There is an urgent need for new antibacterial drugs in the market, but with this, comes the importance of ensuring that these antibiotics are used wisely.

Patients should be prescribed antibiotics only when needed, at the right dose, frequency, and duration. Otherwise the new antibiotics will also suffer the same fate as its predecessors and eventually lose effectiveness .

Antimicrobial resistance can also result in productivity loss caused by sickness and premature death, as well as rise of healthcare cost that stems from prolonged hospital stays and care

Without effective tools for the prevention and adequate treatment of drug-resistant infections, treatment may fail for an increasing number of patients. There will also be an increased risk in major medical procedures such as surgery, chemotherapy, and organ transplants .

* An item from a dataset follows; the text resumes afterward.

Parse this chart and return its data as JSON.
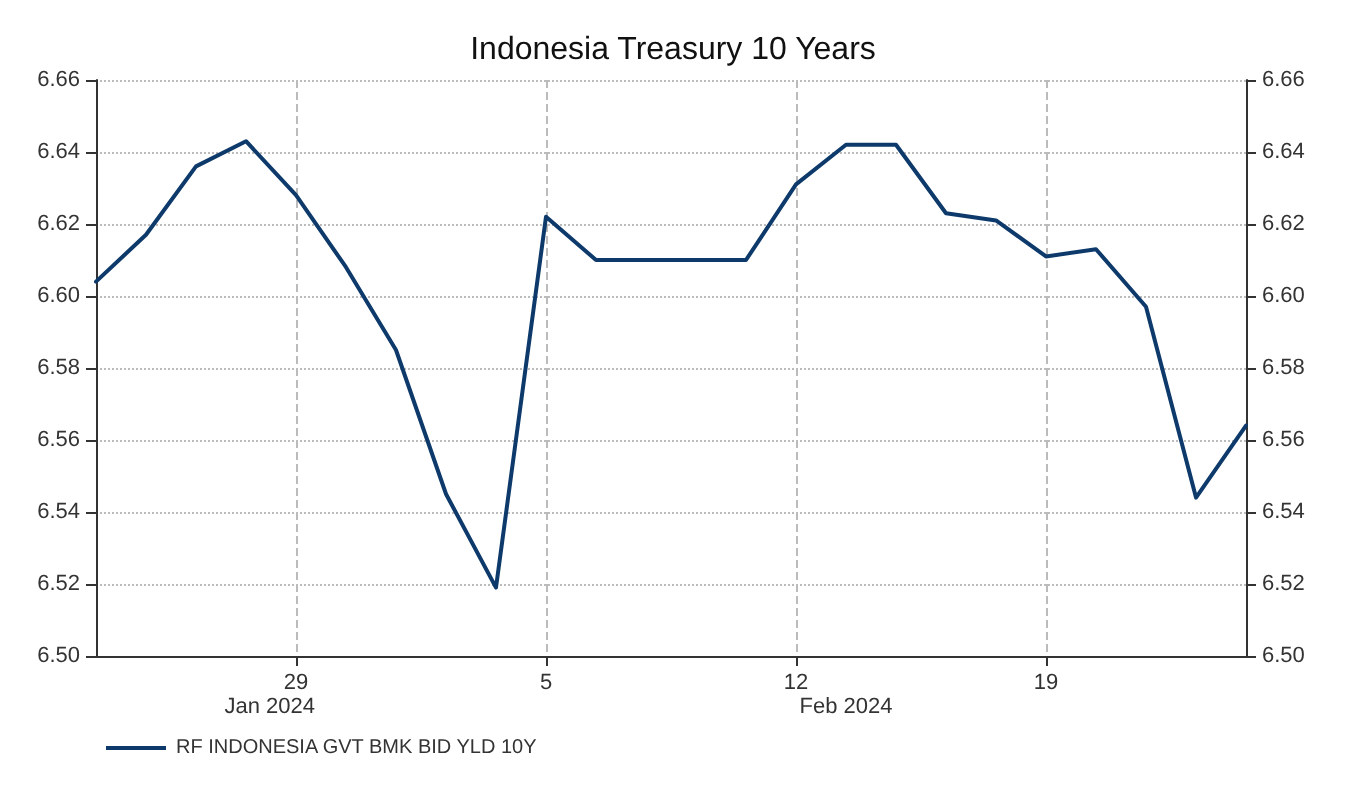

  1. We should only take antibiotics when prescribed by a doctor and correctly follow the prescription directions.
  2. Don’t demand for antibiotics and buy medication without a prescription, or share or take leftover antibiotics.
  3. Maintain strict infection prevention measures such as hand hygiene to reduce the spread of antimicrobial resistance organisms.
  4. There is now increasing evidence that certain vaccines currently available for infectious diseases can decrease the risks of AMR by preventing bacterial and viral infections. Keeping up to date on vaccination schedules. particularly for children and elderlies, may be able to reduce the use of antibiotics, and thus prevent antibiotic-resistant infections.

Besides creating awareness among consumers and healthcare professionals, combatting antimicrobial resistance also requires action from governments, policymakers, and industry players to really address the crux of the issue.

Investment is required in antibiotic research and development, both as a tool to control novel disease outbreaks, and to treat known pathogens developing resistance to currently available treatments.

We must learn from the COVID-19 pandemic to address the next global and public health threat. We have seen that it is indeed possible for all parties to work together to reduce the spread of COVID-19—from citizens adhering to new SOPs, pharmaceutical companies driving innovations that led to the creation of vaccines and COVID-19 treatment, and governments who put in place and enforced guidelines for the people, while also supporting the R&D of these innovations.

The same urgency is needed so that we can prevent the next public health crisis.